Apr 22, 2010

The Admiral Hits an Iceberg

Guest Column By Dr. G. Terry Madonna and Dr. Michael Young

According to sage Yogi Berra, "it's tough to make predictions, especially about the future."

Nevertheless, we boldly made one about a year ago appraising incumbent Congressman Joe Sestak's primary race against born-again Democrat Arlen Specter. We ended the article this way: "Today the Admiral (Sestak), despite his many assets, looks less the prospective giant killer and more the kamikaze mission recruit. He might fool us all. But don't bet on it."

Well now you can bet on it! Sestak remains the longest of long shots to beat Specter. The kamikaze mission is cleared for takeoff. The surname on Pennsylvania's Democratic U.S. Senate ballot this fall will indeed start with an S. But the S will be for Specter, not Sestak.

This conclusion, however, is far from the conventional reasoning on this race. A recent boomlet in Sestak stock has been taking place thanks to some national media spinning a come-from-behind victory scenario-a script embraced enthusiastically by fervent Specter haters hoping against hope that the senator they love to hate will finally meet his just desserts.

Maybe someday! But it's not likely to happen in May.

Sestak, despite a compelling personal narrative, a take-no-prisoners campaign style, and some early success in fundraising, has struggled against the resilient Specter. Real Clear Politics' recent polls average tracks him running some 14 points behind Specter. And his most recent fundraising report shows the last quarter was his worst yet for raising new money.

Equally ominous, perhaps, is the tone of much state media coverage on the race. Emblematic was the Philadelphia Inquirer's recent front-page article concluding that the Sestak campaign "so far has all the traction of a car with four bald tires traversing an icy mountain road."
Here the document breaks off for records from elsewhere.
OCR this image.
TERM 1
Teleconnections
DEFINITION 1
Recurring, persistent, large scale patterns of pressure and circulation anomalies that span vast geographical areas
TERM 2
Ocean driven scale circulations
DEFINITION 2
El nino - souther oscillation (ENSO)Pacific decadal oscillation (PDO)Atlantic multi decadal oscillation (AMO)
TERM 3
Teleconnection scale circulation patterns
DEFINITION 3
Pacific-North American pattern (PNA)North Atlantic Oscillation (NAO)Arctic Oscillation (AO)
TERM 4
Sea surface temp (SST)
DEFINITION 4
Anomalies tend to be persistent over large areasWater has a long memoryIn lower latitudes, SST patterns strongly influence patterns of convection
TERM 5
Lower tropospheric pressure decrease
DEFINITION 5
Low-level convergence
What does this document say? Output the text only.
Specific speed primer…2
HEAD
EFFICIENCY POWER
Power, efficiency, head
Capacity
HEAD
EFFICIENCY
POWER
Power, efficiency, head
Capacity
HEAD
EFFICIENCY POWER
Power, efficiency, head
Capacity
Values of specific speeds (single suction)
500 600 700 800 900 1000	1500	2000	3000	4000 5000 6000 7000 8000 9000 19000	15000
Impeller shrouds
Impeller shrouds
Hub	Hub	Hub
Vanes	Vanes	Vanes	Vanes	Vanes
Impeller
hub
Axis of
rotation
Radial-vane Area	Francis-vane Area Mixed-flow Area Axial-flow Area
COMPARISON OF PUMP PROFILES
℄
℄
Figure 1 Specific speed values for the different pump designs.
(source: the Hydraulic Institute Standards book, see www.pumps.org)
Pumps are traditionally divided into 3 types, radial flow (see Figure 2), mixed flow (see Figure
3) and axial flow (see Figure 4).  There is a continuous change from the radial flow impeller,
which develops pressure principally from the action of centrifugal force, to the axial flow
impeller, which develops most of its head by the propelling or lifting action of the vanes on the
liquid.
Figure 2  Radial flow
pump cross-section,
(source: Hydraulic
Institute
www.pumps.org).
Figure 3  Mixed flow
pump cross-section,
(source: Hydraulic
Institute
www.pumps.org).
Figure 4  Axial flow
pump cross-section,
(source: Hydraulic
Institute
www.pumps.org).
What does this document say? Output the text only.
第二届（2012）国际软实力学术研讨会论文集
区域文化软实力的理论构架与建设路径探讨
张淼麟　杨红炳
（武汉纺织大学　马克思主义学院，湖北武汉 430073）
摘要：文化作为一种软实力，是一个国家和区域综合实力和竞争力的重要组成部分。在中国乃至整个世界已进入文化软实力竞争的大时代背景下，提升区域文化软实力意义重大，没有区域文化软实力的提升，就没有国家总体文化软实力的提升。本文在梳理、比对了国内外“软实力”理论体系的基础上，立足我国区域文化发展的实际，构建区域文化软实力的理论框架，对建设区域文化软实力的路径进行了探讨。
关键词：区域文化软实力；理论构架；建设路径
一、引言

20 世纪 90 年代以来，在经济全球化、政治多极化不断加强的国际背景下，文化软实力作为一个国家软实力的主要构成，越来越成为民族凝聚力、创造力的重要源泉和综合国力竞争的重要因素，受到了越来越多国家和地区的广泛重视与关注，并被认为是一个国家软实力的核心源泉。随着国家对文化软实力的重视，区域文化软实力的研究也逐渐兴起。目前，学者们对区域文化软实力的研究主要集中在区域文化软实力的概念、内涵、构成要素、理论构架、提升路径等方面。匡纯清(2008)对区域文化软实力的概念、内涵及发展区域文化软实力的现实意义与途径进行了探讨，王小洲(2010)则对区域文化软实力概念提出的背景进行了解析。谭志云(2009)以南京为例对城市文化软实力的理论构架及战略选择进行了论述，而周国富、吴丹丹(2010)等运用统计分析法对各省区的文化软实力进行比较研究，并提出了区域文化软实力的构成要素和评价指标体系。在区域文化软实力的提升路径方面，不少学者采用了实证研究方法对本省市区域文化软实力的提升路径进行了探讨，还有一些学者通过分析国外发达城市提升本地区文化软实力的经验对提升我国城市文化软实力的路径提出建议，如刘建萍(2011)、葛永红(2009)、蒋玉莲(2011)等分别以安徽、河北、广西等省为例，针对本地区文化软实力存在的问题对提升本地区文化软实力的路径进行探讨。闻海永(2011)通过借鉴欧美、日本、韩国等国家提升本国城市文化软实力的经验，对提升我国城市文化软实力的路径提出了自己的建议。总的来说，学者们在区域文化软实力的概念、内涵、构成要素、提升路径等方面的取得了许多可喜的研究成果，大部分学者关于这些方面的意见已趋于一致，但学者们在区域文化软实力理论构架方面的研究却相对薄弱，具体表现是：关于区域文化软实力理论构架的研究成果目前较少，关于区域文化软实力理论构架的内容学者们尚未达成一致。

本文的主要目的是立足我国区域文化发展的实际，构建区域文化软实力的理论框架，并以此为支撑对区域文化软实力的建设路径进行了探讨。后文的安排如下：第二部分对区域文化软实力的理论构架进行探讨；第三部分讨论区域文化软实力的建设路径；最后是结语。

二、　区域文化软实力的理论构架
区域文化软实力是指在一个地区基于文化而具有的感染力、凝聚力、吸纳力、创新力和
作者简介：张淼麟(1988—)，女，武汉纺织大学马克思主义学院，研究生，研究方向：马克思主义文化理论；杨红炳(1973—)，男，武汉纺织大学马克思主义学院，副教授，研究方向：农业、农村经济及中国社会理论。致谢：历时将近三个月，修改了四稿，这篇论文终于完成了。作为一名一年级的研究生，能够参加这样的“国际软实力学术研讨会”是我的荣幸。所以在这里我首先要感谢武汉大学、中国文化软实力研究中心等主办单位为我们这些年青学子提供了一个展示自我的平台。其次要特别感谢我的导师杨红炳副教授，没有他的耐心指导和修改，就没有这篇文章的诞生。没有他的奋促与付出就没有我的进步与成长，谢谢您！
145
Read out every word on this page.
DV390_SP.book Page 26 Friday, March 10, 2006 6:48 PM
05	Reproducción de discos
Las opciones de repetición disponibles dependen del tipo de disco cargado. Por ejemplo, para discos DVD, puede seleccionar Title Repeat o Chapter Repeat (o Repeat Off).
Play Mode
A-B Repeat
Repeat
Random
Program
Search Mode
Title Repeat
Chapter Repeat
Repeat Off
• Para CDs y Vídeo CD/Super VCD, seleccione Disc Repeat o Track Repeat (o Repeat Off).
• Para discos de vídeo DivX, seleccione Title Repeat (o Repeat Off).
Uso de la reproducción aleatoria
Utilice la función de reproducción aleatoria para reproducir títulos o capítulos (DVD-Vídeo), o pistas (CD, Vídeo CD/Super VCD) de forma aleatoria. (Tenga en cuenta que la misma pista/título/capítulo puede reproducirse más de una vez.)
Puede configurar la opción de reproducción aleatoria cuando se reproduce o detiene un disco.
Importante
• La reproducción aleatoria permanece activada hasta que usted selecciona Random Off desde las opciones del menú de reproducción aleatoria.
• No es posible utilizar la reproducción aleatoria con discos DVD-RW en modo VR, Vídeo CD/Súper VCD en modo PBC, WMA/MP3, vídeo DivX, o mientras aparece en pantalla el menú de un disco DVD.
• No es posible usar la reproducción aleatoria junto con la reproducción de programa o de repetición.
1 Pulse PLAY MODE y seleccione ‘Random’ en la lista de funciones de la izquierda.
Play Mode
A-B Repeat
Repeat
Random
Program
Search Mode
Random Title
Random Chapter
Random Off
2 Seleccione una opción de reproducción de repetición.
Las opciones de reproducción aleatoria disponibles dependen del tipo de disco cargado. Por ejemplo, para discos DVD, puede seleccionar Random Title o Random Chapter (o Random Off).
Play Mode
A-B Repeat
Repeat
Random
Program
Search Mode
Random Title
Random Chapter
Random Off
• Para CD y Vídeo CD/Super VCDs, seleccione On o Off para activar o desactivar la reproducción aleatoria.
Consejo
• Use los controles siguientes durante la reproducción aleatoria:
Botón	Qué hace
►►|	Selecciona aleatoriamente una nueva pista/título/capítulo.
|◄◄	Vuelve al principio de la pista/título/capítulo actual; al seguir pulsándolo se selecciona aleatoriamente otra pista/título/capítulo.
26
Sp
But why has Sestak's early promise against the embattled Specter now come a cropper, despite the real and serious vulnerabilities incurred by Specter in a record-breaking sixth run for U.S. Senate? Analysis suggests three compelling reasons why Sestak has been unable to exploit the opportunities once available to him, and why Pennsylvania's longest serving senator will live to fight another day after the dust clears on May 18.
  • Organizational Support: Will Rodgers used to joke that he belonged to no organized political party because he was a Democrat. But the Pennsylvania Democratic Party has learned to present a united front when necessary. Just about every important Democrat from Obama to Biden to Casey to Rendell and down the line have jumped on or been pushed onto the Specter express. This is not surprising. A Sestak victory in the primary will be seen as a stunning rebuke for state Democrats. The White House and the state party have considerable credibility at stake.
  • Specter's Political Alchemy: Clark Kent used to jump into a convenient phone booth to don his Superman cloak. Specter this year has reprised the trick politically by changing into a true-blue, 100%-pure Democrat faster than a speeding bullet. For 28 years Specter was an uncertain part-time Republican; now in a single election year he has become an unambiguous full-time Democrat. In doing so he has effectively undercut Sestak's charges that he is not a real Democrat. In fact Specter has become the ultimate loyal Democrat, vigorously supporting his new party and its new president's agenda some 95 percent of the time. Specter has become more of an Obama Democrat than Obama himself, even recanting a few of his past Republican heresies-such as his recent suggestion that supporting John Roberts to the Supreme Court was a mistake.
  • Sestak's Strategy: Sestak's plan to beat Specter in the final days of the race is essentially based on winning undecided voters with a shock-and-awe campaign while undercutting Specter's support. His campaign plans to accomplish this by holding their fire for a final push, flooding the airwaves with anti-Specter themes, and leaving Specter little time to react effectively. It's a strategy that might work in a crowded field of candidates or against a candidate not well known, not well financed, or just inexperienced. Specter, however, is none of these. In almost thirty years in office he has seen it all, confronted it all, and lived through it all. And he will live through the Sestak challenge.

To live to fight another day, however, is not to live forever. A Specter primary victory would be his first win as a Democrat. It could also be his last. Specter's political life expectancy beyond May looks dicey. His race with Sestak is going to get closer-maybe much closer. Sestak has some $5 million to spend and no rainy day to save it for. Sestak may lose, but in the process he is going to rough up a candidate already roughly treated.

None of this is promising for Specter in November. And he will need all the help he can muster. Running against the formidable presumptive GOP nominee Pat Toomey in a year inauspicious for Democrats, Specter may be facing the toughest race of his political life. The Sestak challenge has wounded Specter in the general election race, forcing him leftward in support of an unpopular president's unpopular agenda. In the end, Specter, in winning the primary battle, may lose the general election war, becoming another causality of the widening polarization engulfing American politics.